Como se ha señalado ya", La expresión americana formula, así, por alegoría, la continuidad estética del Barroco -visto ya como un «neobarroco» en ese sentido de contraconquista-, su vigencia y sus proyecciones sobre la época contemporánea, propuesta que en los años sesenta y setenta tendría proyección internacional a través de la obra de Alejo Carpentier y Severo Sarduy.
En fin, son muchas las aportaciones de Lezama en ese ensayo magnífico y creo que imprescindible para entender la reflexión hispanoamericana contemporánea sobre la cultura, pero, a modo de recapitulación final, subrayaré las que creo más claras tras nuestro repaso por esa ficción histórica que recoge la herencia del mejor americanismo anterior y avanza algunas de las líneas de sus desarrollos posteriores. En el plano de la 'historia' o del contenido, la fábula lezamiana aporta y fija algunas de las categorías que todavía hoy la crítica utiliza comúnmente para intentar una definición de lo hispanoamericano o de los «paradigmas de su expresión»: por supuesto, la imaginación (ésa que no es la loca de la casa) como principio fundamental; la tensión, el plutonismo y la hibridación de lo barroco; la rebeldía y el utopismo de estirpe romántica; el telurismo de ese paisaje-cultura del que hablaba Lezama, y hasta ese signo prometeico que le atribuye, de reconquista y apropiación de una tradición que le pertenece por entero. Y en el plano del 'discurso' o de las estrategias textuales, la propuesta de la alegoría como recurso fundamental, como instrumento privilegiado para ofrecer nuevas versiones literarias de personajes o acontecimientos consagrados como históricos, y como relectura ficcional y alternativa para la comprensión del pasado; en suma, la alegoría como ese vuelco considerable en los modos de ficcionalizar la memoria colectiva que hoy sigue renovando las letras hispanoamericanas en la poesía, en el ensayo y sobre todo en lo que se ha llamado «la nueva narrativa histórica» triunfante en los últimos años, que, con las lógicas variantes formales, recuerda mucho a esa «imaginación retrospectiva» y a esas maneras lezamianas de recuperar, reinventar, resemantizar o cuestionar fragmentos de los imaginarios ancestrales, legitimando la imaginación como vía de acercamiento a una comprensión más fecunda del pasado.
Notas
8) El ensayo recrea libremente la «astuta maniobra que hubiera sido cara a Ulises» por la que, disfrazados
de mendigos, los gemelos resucitados de las muertes anteriores bailan, cantan y practican magias, como resucitar animales. El alucinante espectáculo gusta tanto a los señores de Xibalbá que éstos les piden ser
quemados en una hoguera y luego ser resucitados. Los héroes hacen sólo lo primero, con lo que exterminan las fuerzas del mal, pronuncian sus verdaderos nombres, dictan las nuevas leyes, regresan a la casa materna y se convierten en luna y sol. «Sólo un acto de magia hecho por juglares primitivos -concluye Lezama- logra destruir a los señores del Xibalbá».

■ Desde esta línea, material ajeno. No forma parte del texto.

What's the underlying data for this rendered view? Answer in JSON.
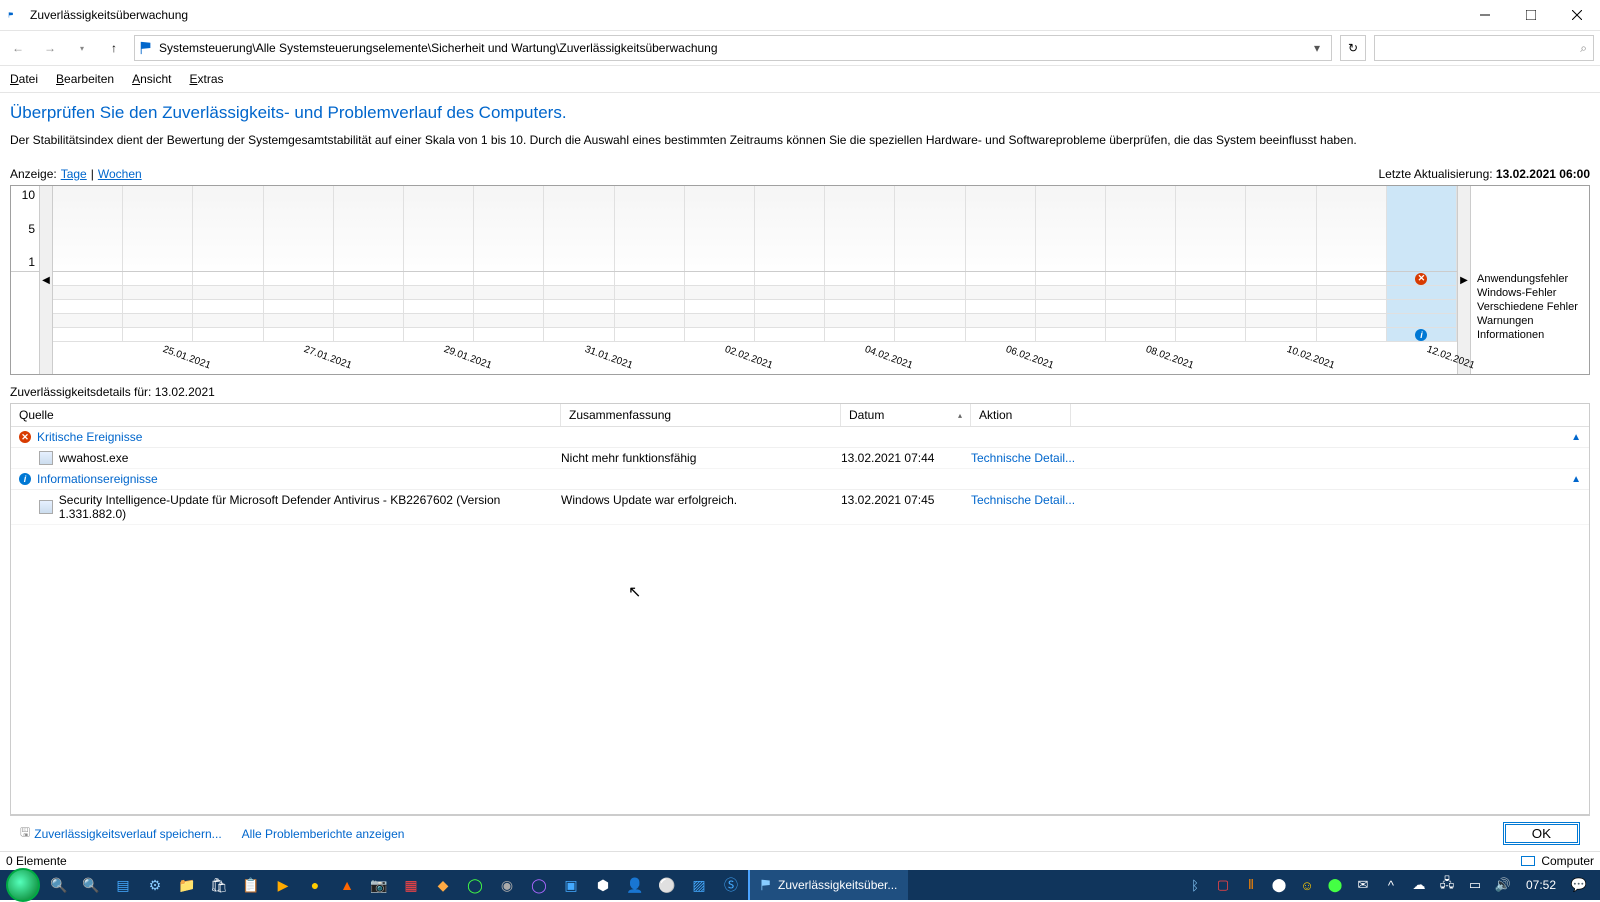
{
  "window": {
    "title": "Zuverlässigkeitsüberwachung"
  },
  "breadcrumb": {
    "path": "Systemsteuerung\\Alle Systemsteuerungselemente\\Sicherheit und Wartung\\Zuverlässigkeitsüberwachung"
  },
  "menu": {
    "file": "Datei",
    "file_u": "D",
    "edit": "Bearbeiten",
    "edit_u": "B",
    "view": "Ansicht",
    "view_u": "A",
    "extras": "Extras",
    "extras_u": "E"
  },
  "page": {
    "title": "Überprüfen Sie den Zuverlässigkeits- und Problemverlauf des Computers.",
    "desc": "Der Stabilitätsindex dient der Bewertung der Systemgesamtstabilität auf einer Skala von 1 bis 10. Durch die Auswahl eines bestimmten Zeitraums können Sie die speziellen Hardware- und Softwareprobleme überprüfen, die das System beeinflusst haben."
  },
  "view": {
    "label": "Anzeige:",
    "days": "Tage",
    "weeks": "Wochen",
    "sep": " | ",
    "lastupd_label": "Letzte Aktualisierung: ",
    "lastupd_value": "13.02.2021 06:00"
  },
  "chart_data": {
    "type": "reliability-timeline",
    "y_ticks": [
      "10",
      "5",
      "1"
    ],
    "dates": [
      "",
      "25.01.2021",
      "",
      "27.01.2021",
      "",
      "29.01.2021",
      "",
      "31.01.2021",
      "",
      "02.02.2021",
      "",
      "04.02.2021",
      "",
      "06.02.2021",
      "",
      "08.02.2021",
      "",
      "10.02.2021",
      "",
      "12.02.2021"
    ],
    "legend": [
      "Anwendungsfehler",
      "Windows-Fehler",
      "Verschiedene Fehler",
      "Warnungen",
      "Informationen"
    ],
    "selected_col": 19,
    "markers": {
      "app_errors_col": 19,
      "info_col": 19
    }
  },
  "details": {
    "header_prefix": "Zuverlässigkeitsdetails für: ",
    "header_date": "13.02.2021",
    "columns": {
      "c1": "Quelle",
      "c2": "Zusammenfassung",
      "c3": "Datum",
      "c4": "Aktion"
    },
    "groups": [
      {
        "icon": "error",
        "title": "Kritische Ereignisse",
        "rows": [
          {
            "source": "wwahost.exe",
            "summary": "Nicht mehr funktionsfähig",
            "date": "13.02.2021 07:44",
            "action": "Technische Detail..."
          }
        ]
      },
      {
        "icon": "info",
        "title": "Informationsereignisse",
        "rows": [
          {
            "source": "Security Intelligence-Update für Microsoft Defender Antivirus - KB2267602 (Version 1.331.882.0)",
            "summary": "Windows Update war erfolgreich.",
            "date": "13.02.2021 07:45",
            "action": "Technische Detail..."
          }
        ]
      }
    ]
  },
  "footer": {
    "save": "Zuverlässigkeitsverlauf speichern...",
    "reports": "Alle Problemberichte anzeigen",
    "ok": "OK"
  },
  "status": {
    "items": "0 Elemente",
    "location": "Computer"
  },
  "taskbar": {
    "active": "Zuverlässigkeitsüber...",
    "clock": "07:52"
  }
}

9) Cfr. Julio Cortázar, «Para llegar a Lezama Lima» (1966), en La vuelta al día en ochenta mundos, Madrid, Debate, 1991, págs. 189-201.
10) Recordemos que, si los mayas aparecían allí, Lezama toma la precaución de registrar que los mitemas del Popol Vuh son sospechosos de interpolaciones que los habrían adaptado a los mitos de Occidente, preparando «la arribada de los nuevos dioses».
11) Véase Carmen Bustillo, Barroco y América Latina: un itinerario inconcluso, Caracas, Monte Ávila Editores, 1988, págs. 81-115.